Recruiting Globally: The Cultural Differences You Need to Know

December 11, 2015

With an economy that is becoming increasingly global, recruiters are being asked to source candidates from countries all over the world. While that’s exciting, there’s something to keep in mind: You can’t talk with all candidates from all cultures the same way.

For example, if you're recruiting a Frenchman, generally its alright to be emotionally expressive and even confrontational, according to a piece by Erin Meyer in the Harvard Business Review. Conversely, being either confrontational or emotionally expressive would generally turn off a candidate from the United Kingdom.

To illustrate her point, Meyer made a graph of cultures across the world, showing how emotionally expressive and confrontational they are:

  • recruiting different cultures

Source: Erin Meyer, HBR, "Getting to Si, Ja, Oui, Hai, and Da"

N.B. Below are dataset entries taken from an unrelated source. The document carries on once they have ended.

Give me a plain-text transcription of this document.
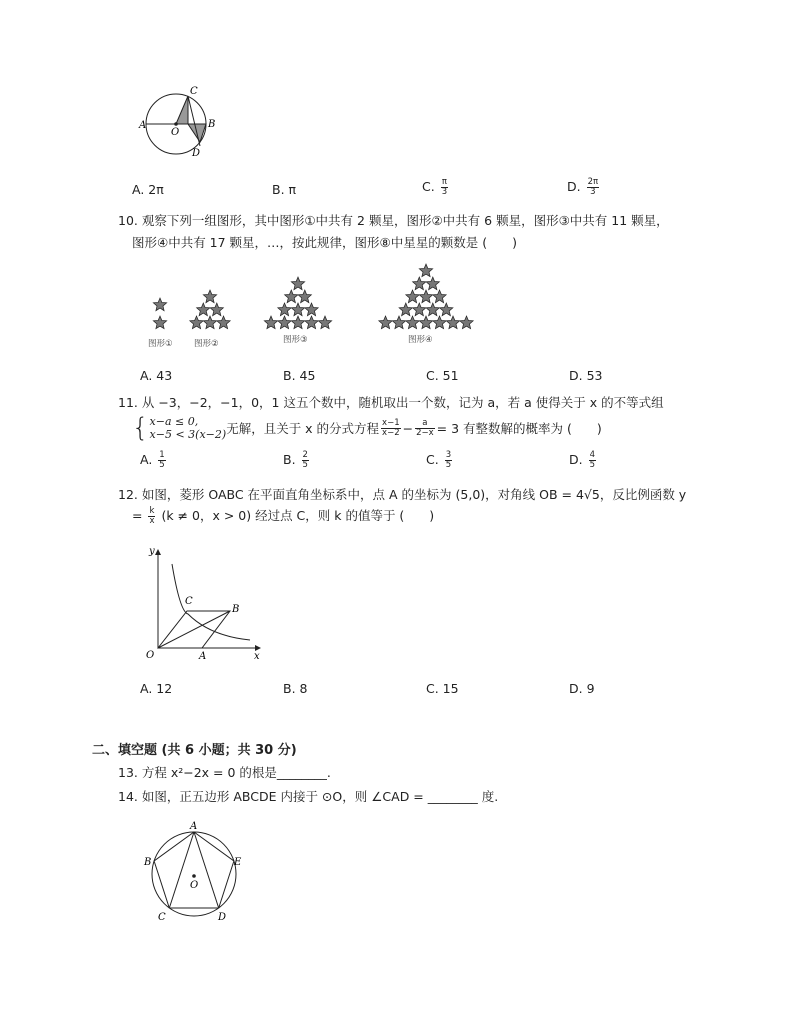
A
C
B
D
O
A. 2π	B. π	C. $\frac{\pi}{3}$	D. $\frac{2\pi}{3}$
10. 观察下列一组图形，其中图形①中共有 2 颗星，图形②中共有 6 颗星，图形③中共有 11 颗星，
图形④中共有 17 颗星，…，按此规律，图形⑧中星星的颗数是 (　　)
图形①	图形②	图形③	图形④
A. 43	B. 45	C. 51	D. 53
11. 从 −3，−2，−1，0，1 这五个数中，随机取出一个数，记为 a，若 a 使得关于 x 的不等式组
{ x−a ≤ 0,
x−5 < 3(x−2) 无解，且关于 x 的分式方程 $\frac{x-1}{x-2} - \frac{a}{2-x} = 3$ 有整数解的概率为 (　　)
A. $\frac{1}{5}$	B. $\frac{2}{5}$	C. $\frac{3}{5}$	D. $\frac{4}{5}$
12. 如图，菱形 OABC 在平面直角坐标系中，点 A 的坐标为 (5,0)，对角线 OB = 4√5，反比例函数 y
= $\frac{k}{x} (k \ne 0$，x > 0) 经过点 C，则 k 的值等于 (　　)
y
x
O	A
B
C
A. 12	B. 8	C. 15	D. 9
二、填空题 (共 6 小题；共 30 分)
13. 方程 x²−2x = 0 的根是________.
14. 如图，正五边形 ABCDE 内接于 ⊙O，则 ∠CAD = ________ 度.
A
B
C	D
E
O
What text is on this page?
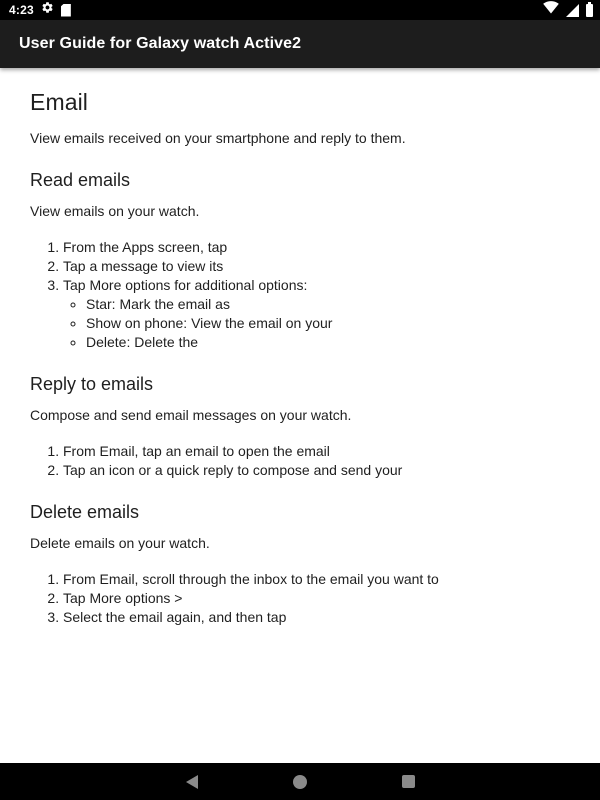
4:23
User Guide for Galaxy watch Active2
Email

View emails received on your smartphone and reply to them.

Read emails

View emails on your watch.

1. From the Apps screen, tap
2. Tap a message to view its
3. Tap More options for additional options:
◦ Star: Mark the email as
◦ Show on phone: View the email on your
◦ Delete: Delete the
Reply to emails

Compose and send email messages on your watch.

1. From Email, tap an email to open the email
2. Tap an icon or a quick reply to compose and send your
Delete emails

Delete emails on your watch.

1. From Email, scroll through the inbox to the email you want to
2. Tap More options >
3. Select the email again, and then tap
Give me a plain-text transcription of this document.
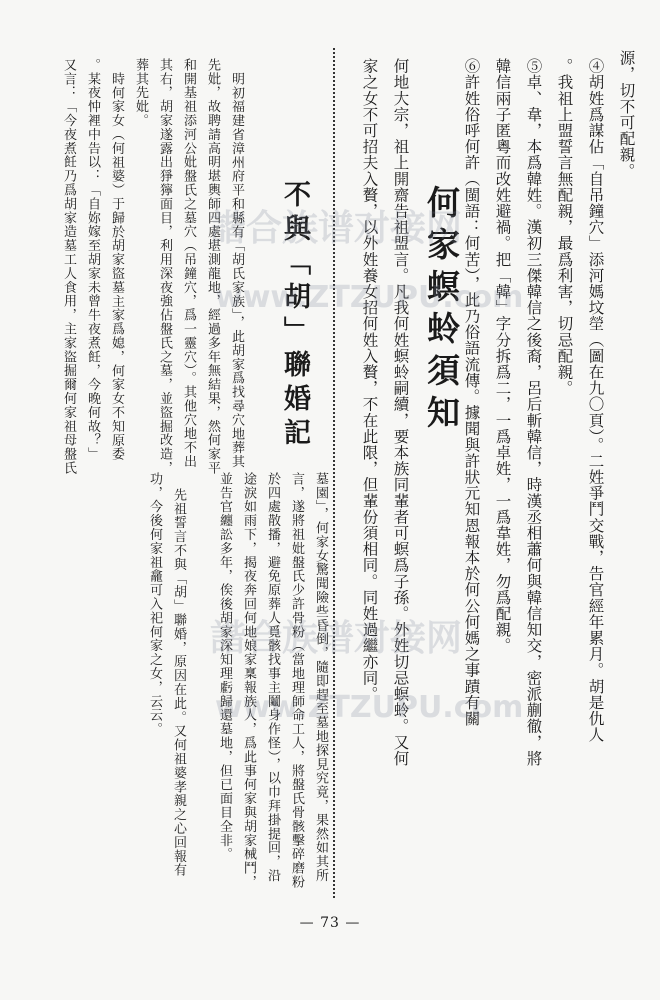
源，切不可配親。
④胡姓爲謀佔「自吊鐘穴」添河媽坟塋（圖在九〇頁）。二姓爭鬥交戰，告官經年累月。胡是仇人
。我祖上盟誓言無配親，最爲利害，切忌配親。
⑤卓、韋，本爲韓姓。漢初三傑韓信之後裔，呂后斬韓信，時漢丞相蕭何與韓信知交，密派蒯徹，將
韓信兩子匿粵而改姓避禍。把「韓」字分拆爲二，一爲卓姓，一爲韋姓，勿爲配親。
⑥許姓俗呼何許（閩語：何苦），此乃俗語流傳。據聞與許狀元知恩報本於何公何媽之事蹟有關
何家螟蛉須知
何地大宗，祖上開齋告祖盟言。凡我何姓螟蛉嗣續，要本族同輩者可螟爲子孫。外姓切忌螟蛉。又何
家之女不可招夫入贅，以外姓養女招何姓入贅，不在此限，但輩份須相同。同姓過繼亦同。
墓園」，何家女驚聞險些昏倒，隨即趕至墓地探見究竟，果然如其所
言，遂將祖妣盤氏少許骨粉（當地理師命工人，將盤氏骨骸擊碎磨粉
於四處散播，避免原葬人覓骸找事主鬮身作怪），以巾拜掛提回，沿
途淚如雨下，揭夜奔回何地娘家稟報族人，爲此事何家與胡家械鬥，
並告官纏訟多年，俟後胡家深知理虧歸還墓地，但已面目全非。
先祖誓言不與「胡」聯婚，原因在此。又何祖婆孝親之心回報有
功，今後何家祖龕可入祀何家之女，云云。
不與「胡」聯婚記
明初福建省漳州府平和縣有「胡氏家族」，此胡家爲找尋穴地葬其
先妣，故聘請高明堪輿師四處堪測龍地，經過多年無結果，然何家平
和開基祖添河公妣盤氏之墓穴（吊鐘穴，爲一靈穴）。其他穴地不出
其右，胡家遂露出猙獰面目，利用深夜強佔盤氏之墓，並盜掘改造，
葬其先妣。
時何家女（何祖婆）于歸於胡家盜墓主家爲媳，何家女不知原委
。某夜忡裡中告以：「自妳嫁至胡家未曾牛夜煮飪，今晚何故？」
又言：「今夜煮飪乃爲胡家造墓工人食用，主家盜掘爾何家祖母盤氏	諧合族谱对接网
www.ZTZUPU.com
諧合族谱对接网
www.ZTZUPU.com
— 73 —
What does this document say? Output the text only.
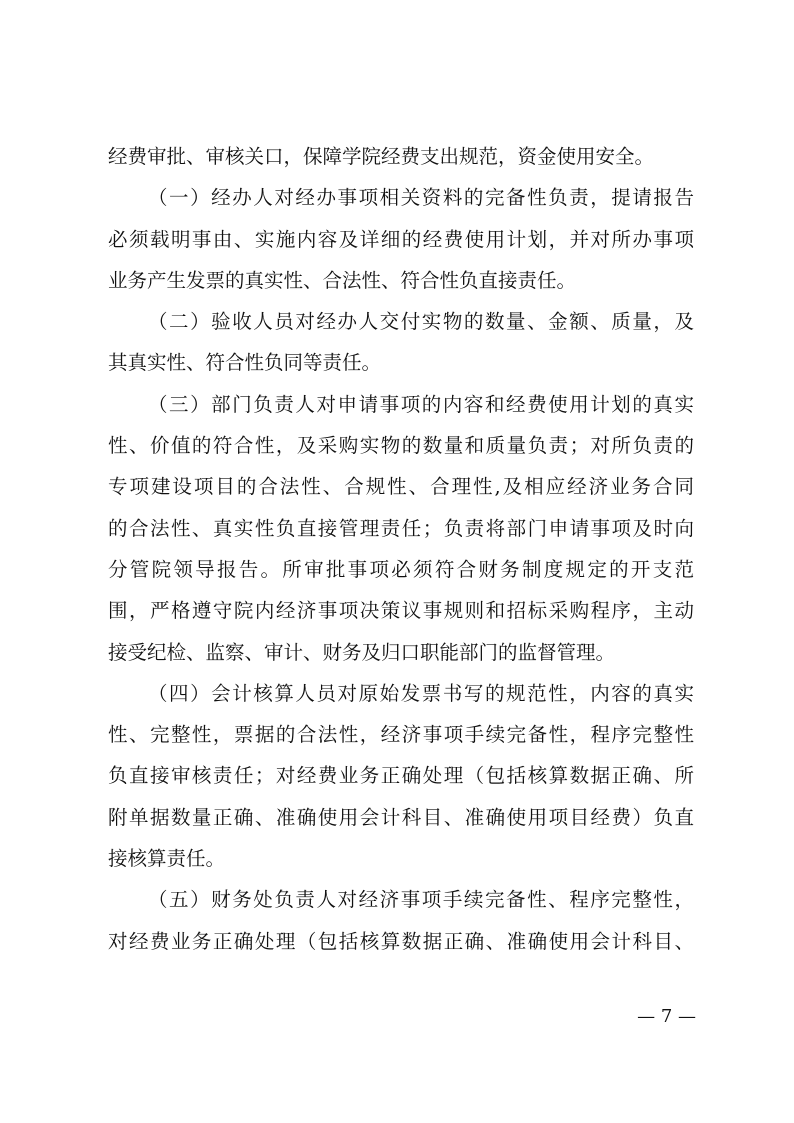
经费审批、审核关口，保障学院经费支出规范，资金使用安全。
（一）经办人对经办事项相关资料的完备性负责，提请报告
必须载明事由、实施内容及详细的经费使用计划，并对所办事项
业务产生发票的真实性、合法性、符合性负直接责任。
（二）验收人员对经办人交付实物的数量、金额、质量，及
其真实性、符合性负同等责任。
（三）部门负责人对申请事项的内容和经费使用计划的真实
性、价值的符合性，及采购实物的数量和质量负责；对所负责的
专项建设项目的合法性、合规性、合理性,及相应经济业务合同
的合法性、真实性负直接管理责任；负责将部门申请事项及时向
分管院领导报告。所审批事项必须符合财务制度规定的开支范
围，严格遵守院内经济事项决策议事规则和招标采购程序，主动
接受纪检、监察、审计、财务及归口职能部门的监督管理。
（四）会计核算人员对原始发票书写的规范性，内容的真实
性、完整性，票据的合法性，经济事项手续完备性，程序完整性
负直接审核责任；对经费业务正确处理（包括核算数据正确、所
附单据数量正确、准确使用会计科目、准确使用项目经费）负直
接核算责任。
（五）财务处负责人对经济事项手续完备性、程序完整性，
对经费业务正确处理（包括核算数据正确、准确使用会计科目、
— 7 —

What’s interesting is that there appears to be a dichotomy in some cultures, as you’d think emotional expressiveness and confrontation would go hand-in-hand. However, Meyer writes that's not the case.

In Germany, for example, it's okay to haggle during recruiting, so long as it's done in a calm and professional way, according to Meyer. Conversely, in Saudi Arabia, you are better off building a stronger personal relationship with a prospect while avoiding outright confrontation.

People from different cultures build trust in different ways

Meyer also writes people from different countries build trust in different ways: Cognitively and affectively. For example, in the United States, trust in professional settings is generally built cognitively.

“Cognitive trust is task-based,” Meyer said in a video explaining the difference. “It comes from the head and is built on your counterpart’s accomplishments, skills and reliability.”

However, in China and Qatar, for example, trust in professional settings is generally built affectively. Meyer explains:

“Affective trust is relationship-based and comes from the heart. It rises from the feelings of emotional closeness, empathy and friendship that are developed gradually through sharing meals, evening drinks and coffee breaks.”

  • recruiting different cultures

Source: Erin Meyer, HBR, "Getting to Si, Ja, Oui, Hai, and Da"

A few other cultural differences to be aware of

Meyer made note of a few other cultural differences to be aware of as well. For example:

1. In some countries it's welcomed to say you disagree, while in others it's considered rude

In Russia, don’t be surprised if a candidate challenges you at the onset of your pitch, Meyer wrote. That’s just how most negotiations go.

On the other hand, in countries like Mexico, it's considered very rude to outright tell a candidate no or disagree with them in some way, according to Meyer. Instead, it's better to be tactful, by saying things like “I do not quite understand your point” or “please explain that.”

2. Some countries do not appreciate yes-no questions

Recruiting someone often requires asking them a lot of yes-no questions, such as are you happy with this salary or would you be willing to relocate. However, in some southeastern Asian countries like Indonesia, it is rude to say no to a request. Instead, Indonesian candidates are likely to indicate no via body language or saying things like “I will try my best”, which are cues to essentially saying no.

3. Some countries much prefer written contracts over others

In the US, everything is contract-based. But that’s not the case in many developing countries like Nigeria and China, where contracts are more commonly verbal, according to Meyer.

That’s not to say you shouldn’t require candidates to sign a contract if that’s your standard business practice (as it probably is). It’s just that you should be prepared to explain that to some candidates who are less familiar with the process and may take it as a sign of distrust, Meyer wrote.

What this all means to recruiters

While human nature is consistent across the globe, different cultures do create different expectations and values for candidates in different countries. And to recruit effectively internationally, you need to be aware of that.

In the case of building trust and ultimately closing a candidate, chances are in China and in many African nations, it’ll probably lead to a slower, more involved process. Comparatively, Americans and Brits would probably prefer you just give them the facts about the position, and they can make their decision from that.

The same rule applies to negotiating a salary. For example, an Israeli candidate will likely welcome a passionate debate about dollars; a Japanese candidate, not so much.

Bottom line, if you operate from an ethnocentric mindset where you believe most people are used to the same rules you are, you are going to have a tough time recruiting internationally. However, if you take a more nuanced approach and truly understand the people you are pitching, you have a much higher chance of closing international candidates.